Книга «Ярмарка на площади» вызвала резкие нападки на Роллана, его обвиняли и в германофильстве, и в недостатке патриотизма.

В 1913 году роман был отмечен Большой премией Французской Академии, которая оценила его только как «психологическую поэму чувств». С резкими нападками на роман выступили писатели-академики националистической и католической ориентации Баррес, Бурже и Думик.
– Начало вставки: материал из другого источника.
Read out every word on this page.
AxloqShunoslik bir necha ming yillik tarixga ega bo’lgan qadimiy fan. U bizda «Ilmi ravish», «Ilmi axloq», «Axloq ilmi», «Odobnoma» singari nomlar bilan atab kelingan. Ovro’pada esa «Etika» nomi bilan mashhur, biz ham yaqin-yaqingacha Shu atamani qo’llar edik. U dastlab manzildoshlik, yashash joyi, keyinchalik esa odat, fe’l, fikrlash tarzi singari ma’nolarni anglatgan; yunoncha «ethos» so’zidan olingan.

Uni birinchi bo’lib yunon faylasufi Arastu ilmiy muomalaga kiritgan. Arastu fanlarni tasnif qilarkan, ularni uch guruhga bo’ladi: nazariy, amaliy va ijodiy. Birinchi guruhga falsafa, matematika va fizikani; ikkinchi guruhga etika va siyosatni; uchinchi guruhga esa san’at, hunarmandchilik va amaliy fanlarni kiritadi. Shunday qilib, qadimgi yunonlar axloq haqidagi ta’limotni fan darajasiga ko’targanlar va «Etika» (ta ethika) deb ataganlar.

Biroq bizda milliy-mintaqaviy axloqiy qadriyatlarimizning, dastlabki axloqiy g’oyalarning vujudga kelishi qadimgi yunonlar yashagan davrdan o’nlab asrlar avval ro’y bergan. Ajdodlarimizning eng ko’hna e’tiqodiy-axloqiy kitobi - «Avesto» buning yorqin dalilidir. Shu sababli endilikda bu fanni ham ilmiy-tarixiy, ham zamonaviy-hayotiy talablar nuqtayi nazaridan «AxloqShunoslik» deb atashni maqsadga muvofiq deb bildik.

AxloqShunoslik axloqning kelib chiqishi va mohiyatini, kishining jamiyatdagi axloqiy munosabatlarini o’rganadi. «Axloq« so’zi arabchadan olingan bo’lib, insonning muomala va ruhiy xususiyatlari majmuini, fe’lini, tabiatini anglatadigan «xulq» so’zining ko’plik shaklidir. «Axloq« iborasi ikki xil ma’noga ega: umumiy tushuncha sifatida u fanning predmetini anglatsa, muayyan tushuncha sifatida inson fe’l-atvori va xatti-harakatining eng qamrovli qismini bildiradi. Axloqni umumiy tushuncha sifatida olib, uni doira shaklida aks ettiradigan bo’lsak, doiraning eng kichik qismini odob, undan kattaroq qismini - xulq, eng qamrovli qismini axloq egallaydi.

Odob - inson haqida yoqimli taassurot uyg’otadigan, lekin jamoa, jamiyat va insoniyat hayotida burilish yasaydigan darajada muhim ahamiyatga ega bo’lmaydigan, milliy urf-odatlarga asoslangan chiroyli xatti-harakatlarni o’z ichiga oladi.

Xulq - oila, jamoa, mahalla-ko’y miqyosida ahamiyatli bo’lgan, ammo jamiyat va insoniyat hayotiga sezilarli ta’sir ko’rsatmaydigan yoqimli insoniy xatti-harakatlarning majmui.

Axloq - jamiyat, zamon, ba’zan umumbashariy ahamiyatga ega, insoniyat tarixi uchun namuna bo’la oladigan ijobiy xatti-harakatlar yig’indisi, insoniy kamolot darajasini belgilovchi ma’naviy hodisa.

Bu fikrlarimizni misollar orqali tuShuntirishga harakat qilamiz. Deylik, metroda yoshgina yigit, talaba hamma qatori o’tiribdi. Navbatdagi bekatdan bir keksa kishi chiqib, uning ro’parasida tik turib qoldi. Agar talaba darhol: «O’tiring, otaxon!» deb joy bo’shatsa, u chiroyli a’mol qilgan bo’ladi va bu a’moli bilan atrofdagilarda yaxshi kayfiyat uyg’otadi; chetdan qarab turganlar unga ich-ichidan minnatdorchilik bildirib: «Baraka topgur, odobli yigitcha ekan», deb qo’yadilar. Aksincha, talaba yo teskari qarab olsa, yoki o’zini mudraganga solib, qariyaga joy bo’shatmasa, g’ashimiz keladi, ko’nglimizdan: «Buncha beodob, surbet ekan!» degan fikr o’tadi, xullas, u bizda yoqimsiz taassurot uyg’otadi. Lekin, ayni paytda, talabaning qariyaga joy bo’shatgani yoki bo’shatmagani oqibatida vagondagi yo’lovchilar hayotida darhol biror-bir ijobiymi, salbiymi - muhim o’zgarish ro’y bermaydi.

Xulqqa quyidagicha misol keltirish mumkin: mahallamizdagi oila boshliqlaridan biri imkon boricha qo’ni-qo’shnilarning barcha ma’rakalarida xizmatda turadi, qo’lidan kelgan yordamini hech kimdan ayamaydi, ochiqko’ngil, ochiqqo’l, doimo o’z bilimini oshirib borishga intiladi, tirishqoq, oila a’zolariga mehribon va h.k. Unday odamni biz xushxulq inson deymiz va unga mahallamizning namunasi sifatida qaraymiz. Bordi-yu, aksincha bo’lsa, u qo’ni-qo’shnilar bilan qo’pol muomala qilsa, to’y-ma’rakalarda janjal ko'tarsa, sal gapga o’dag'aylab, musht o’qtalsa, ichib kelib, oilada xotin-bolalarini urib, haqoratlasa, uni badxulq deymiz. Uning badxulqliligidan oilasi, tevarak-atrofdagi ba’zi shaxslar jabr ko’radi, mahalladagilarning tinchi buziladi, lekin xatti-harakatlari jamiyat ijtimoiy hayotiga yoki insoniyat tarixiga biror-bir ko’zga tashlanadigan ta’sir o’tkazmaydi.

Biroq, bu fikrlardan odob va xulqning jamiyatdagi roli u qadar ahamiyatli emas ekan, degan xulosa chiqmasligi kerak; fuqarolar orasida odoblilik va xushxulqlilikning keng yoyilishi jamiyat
В 1916 году Роллан был удостоен за роман Нобелевской премии. «Жан-Кристоф» оказал большое влияние на формирование мировоззрения ряда писателей. Об этом вспоминают Роже Мартен дю Гар, Жан-Ришар Блок. В 1910 году Ж.-Р. Блок горячо благодарил писателя «за то моральное освобождение», которое принес ему и многим другим читателям «Жан-Кристоф».

Постепенно книга завоевала признание широких читательских масс как во Франции, так и за границей. О ней с восторгом отзывались Уэллс, Стефан Цвейг и другие писатели. «Жан-Кристоф» стал любимой книгой прогрессивной Франции. Морис Торез вспоминал: «За решетку моей тюрьмы проник и Ромен Роллан, и его «Жан-Кристоф» был мне товарищем в уединении» (Морис Торез, Сын народа, М. 1950, стр. 60).

В России роман стал известен в 1911 году, когда в издательстве «Вечерний звон» появились его первые тома. В 1918–1923 годах вышло первое советское издание «Жан-Кристофа». Двухтомное издание романа 1936–1937 годов было напечатано со всеми иллюстрациями Ф. Мазереля. Для первого русского издания своего собрания сочинений, начатого в 1930 году, Роллан написал к роману специальное предисловие, где он раскрывает идею произведения и рассказывает историю его написания.